An unfinished $ 72,9 million tax filing check hangs over Trump's head.

The state of the economy does not bode well. Stores are in decline across the country and have been very important to Trump Tower, which in turn was very important to Trump. Nike, which rented space for its flagship store in a building adjacent to Trump Tower and paid $ 195,1 million in rent since the 1990s, moved out in 2018.

The president's latest financial statements highlight modest gains in 2019. But that was before the start of the pandemic. His already stranded property had been closed months earlier this year. A Florida resort asked Deutsche Bank to allow deferred loan payments. Analysts predict that the hotel business will not fully recover until the end of 2023.

Trump still has assets to sell. But this can have its own consequences, both financial and related to Trump's desire to always be considered a winner. The Trump family said last year that they are considering selling a hotel in Washington, but not because they are losing money.
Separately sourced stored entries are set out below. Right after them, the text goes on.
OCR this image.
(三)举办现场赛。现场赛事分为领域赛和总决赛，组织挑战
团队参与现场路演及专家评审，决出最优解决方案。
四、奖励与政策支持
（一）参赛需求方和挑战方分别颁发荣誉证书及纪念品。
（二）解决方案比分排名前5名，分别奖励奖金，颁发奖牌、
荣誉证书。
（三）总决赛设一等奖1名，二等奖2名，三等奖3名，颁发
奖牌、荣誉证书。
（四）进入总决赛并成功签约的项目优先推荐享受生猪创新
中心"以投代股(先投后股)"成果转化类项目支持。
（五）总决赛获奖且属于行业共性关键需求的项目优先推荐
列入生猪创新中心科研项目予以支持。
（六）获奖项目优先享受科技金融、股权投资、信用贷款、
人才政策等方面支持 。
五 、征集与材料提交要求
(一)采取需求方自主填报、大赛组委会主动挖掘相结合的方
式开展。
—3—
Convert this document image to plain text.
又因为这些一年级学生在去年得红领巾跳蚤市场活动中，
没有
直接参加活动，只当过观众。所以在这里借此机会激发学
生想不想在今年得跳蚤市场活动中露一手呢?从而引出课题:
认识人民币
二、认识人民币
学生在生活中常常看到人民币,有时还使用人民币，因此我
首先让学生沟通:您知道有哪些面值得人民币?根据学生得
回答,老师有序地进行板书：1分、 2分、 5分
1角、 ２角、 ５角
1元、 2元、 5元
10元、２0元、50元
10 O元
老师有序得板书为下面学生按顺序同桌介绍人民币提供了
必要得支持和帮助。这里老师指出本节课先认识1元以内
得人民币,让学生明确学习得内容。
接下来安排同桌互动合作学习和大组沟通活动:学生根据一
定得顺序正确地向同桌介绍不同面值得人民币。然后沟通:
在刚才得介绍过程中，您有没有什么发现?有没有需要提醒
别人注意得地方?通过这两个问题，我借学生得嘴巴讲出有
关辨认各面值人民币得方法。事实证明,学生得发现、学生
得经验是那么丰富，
According to Trump, any difficulties in his finances were caused by the sacrifices he made for his current job.

Trump and his lawyer's reaction to the NYT report

In response to a letter summarizing the findings of The Times, Alan Garten, a lawyer for the Trump Organization, said that “most, if not all, of the facts appear to be inaccurate” and requested the documents on which they were based. After The Times refused to provide the tapes to protect their sources, Garten only spoke directly about the amount of taxes Trump paid.

“Over the past decade, President Trump has paid tens of millions of dollars in personal taxes to the federal government, including millions in personal taxes since announcing his candidacy in 2015,” the statement said.

However, with the term “personal taxes,” Garten appears to be lumping the income tax with other federal taxes paid by Trump—Social Security, Medicare and taxes for his household workers. Garten also argued that part of what the president owes was "paid for with tax breaks." This is a misleading characterization of the credits, which reduce a business owner's income tax bill as a reward for various actions such as historic preservation, the NYT notes.

According to "Voice of America"Trump himself called the NYT reports "fake" that he had not paid taxes for many years.

“I actually paid my taxes, and you'll see that right away when my tax returns come in. They are now under scrutiny and this has been going on for a long time,” Trump said, answering questions from reporters.

He added that the US IRS treat him "very badly."

“The New York Times is trying to create some kind of news... They only make negative news,” the president said.

Joe Biden, the Democratic candidate who is vying with Trump for the presidency in November, did not immediately comment on the New York Times.

But within Biden's electoral team, remarks are circulating that many ordinary Americans pay far more taxes on their income than the $ 750 that Trump paid in 2016 and 2017, according to the New York Times.